Mistake 1: Indicating the wrong country of residence instead of where you live more than 183 days. Consequence: data goes to the wrong tax authority, possible inquiries and disputes. Correct approach: indicate your actual country of residence and real tax residency.
Mistake 2: Ignoring exchange requests for documents. Consequence: account freeze after the deadline expires (up to 60 days including reminders). Correct approach: respond within 7–14 days to the first request.
Mistake 3: Thinking that crypto-to-crypto exchanges aren't taxable. Consequence: in many EU countries, exchanging BTC for ETH is a taxable event. Correct approach: track all operations, including crypto-to-crypto.
Mistake 4: Not declaring income, hoping tax authorities won't know. Consequence: with DAC8, tax authorities learn automatically and will assess additional tax, penalties, and fines (amounts depend on the country and can be significant). Correct approach: declare all profitable operations.
Key takeaway: common mistakes lead to fines that are easily avoided with proper preparation.
FAQ
Can I lose money because of DAC8?
No. DAC8 is only data sharing, not automatic fund deduction.
What happens if I don't update my exchange data?
They'll restrict account functions — prohibit withdrawal and trading after you fail to respond to requests within the established timeframe (up to 60 days including reminders).
Do I need to pay tax if I only bought crypto and hold it?
No. Tax is paid when selling at a profit or exchanging for another cryptocurrency (in most EU countries).
Will tax authorities see my operations on non-custodial wallets (MetaMask, Ledger)?
No, operations WITHIN wallets aren't visible to DAC8. But withdrawals FROM exchanges TO such wallets are included in reports (address, amount, date), and tax authorities know you have these assets.
Can I use a European exchange if I live in CIS countries?
Yes. After completing KYC and confirming residency, access remains, but tax information exchange depends on your country's agreements with the EU (CRS/CARF and bilateral treaties).

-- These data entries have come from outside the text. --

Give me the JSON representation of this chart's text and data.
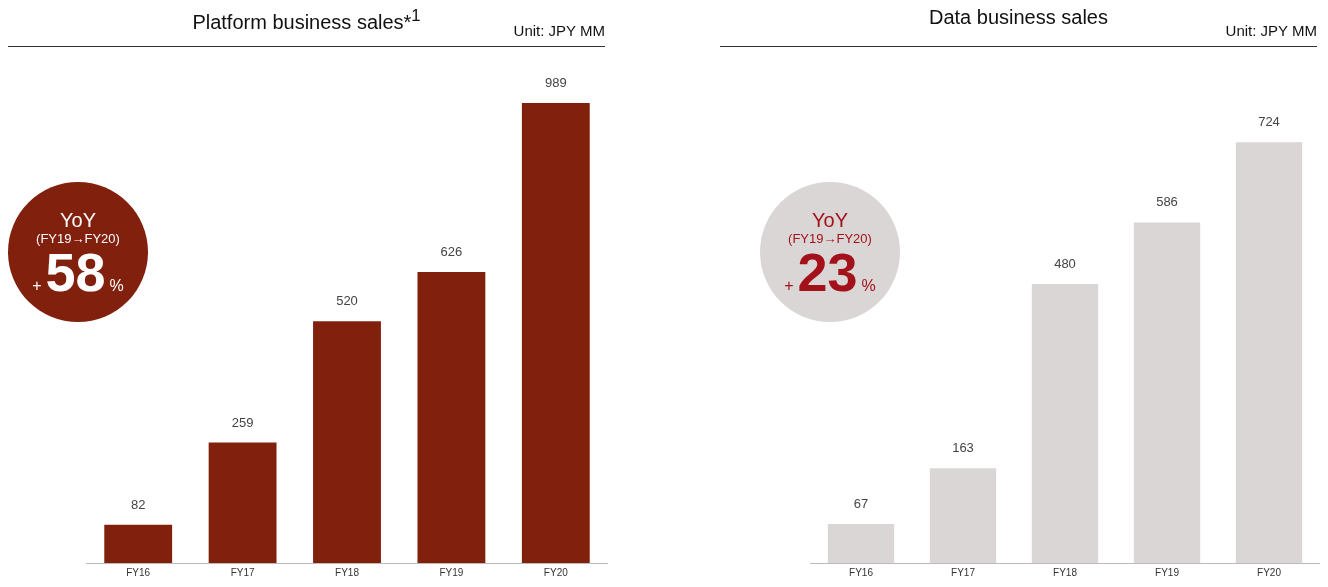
{
  "chart_data": [
    {
      "type": "bar",
      "title": "Platform business sales*$^{1}$",
      "subtitle": "Unit: JPY MM",
      "categories": [
        "FY16",
        "FY17",
        "FY18",
        "FY19",
        "FY20"
      ],
      "values": [
        82,
        259,
        520,
        626,
        989
      ],
      "color": "#82200e",
      "data_labels": true,
      "annotations": [
        "YoY",
        "(FY19→FY20)",
        "+",
        "58",
        "%"
      ]
    },
    {
      "type": "bar",
      "title": "Data business sales",
      "subtitle": "Unit: JPY MM",
      "categories": [
        "FY16",
        "FY17",
        "FY18",
        "FY19",
        "FY20"
      ],
      "values": [
        67,
        163,
        480,
        586,
        724
      ],
      "color": "#dbd6d6",
      "data_labels": true,
      "annotations": [
        "YoY",
        "(FY19→FY20)",
        "+",
        "23",
        "%"
      ]
    }
  ]
}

What if an exchange requests a tax number but I don't have one?
Contact exchange support. In some cases, you can provide alternative residency confirmation documents and obtain a TIN from your local tax authority.
Is it even legal to own crypto in the EU after DAC8?
Yes. DAC8 doesn't ban crypto, it only requires transparency for taxation.
Conclusion
DAC8 makes cryptocurrency as transparent to tax authorities as a bank account — these are new rules of the game, not a ban. Check your exchange data in advance, track your operations, and declare profits — this way you'll minimize the risk of fines and blocks. Better to spend €50–100 on consultation than face additional assessments and sanctions later.
*Disclaimer: This article is for informational purposes only and is not a financial recommendation. Cryptocurrency investments carry high risks. Always conduct your own research and consult with financial advisors before making investment decisions.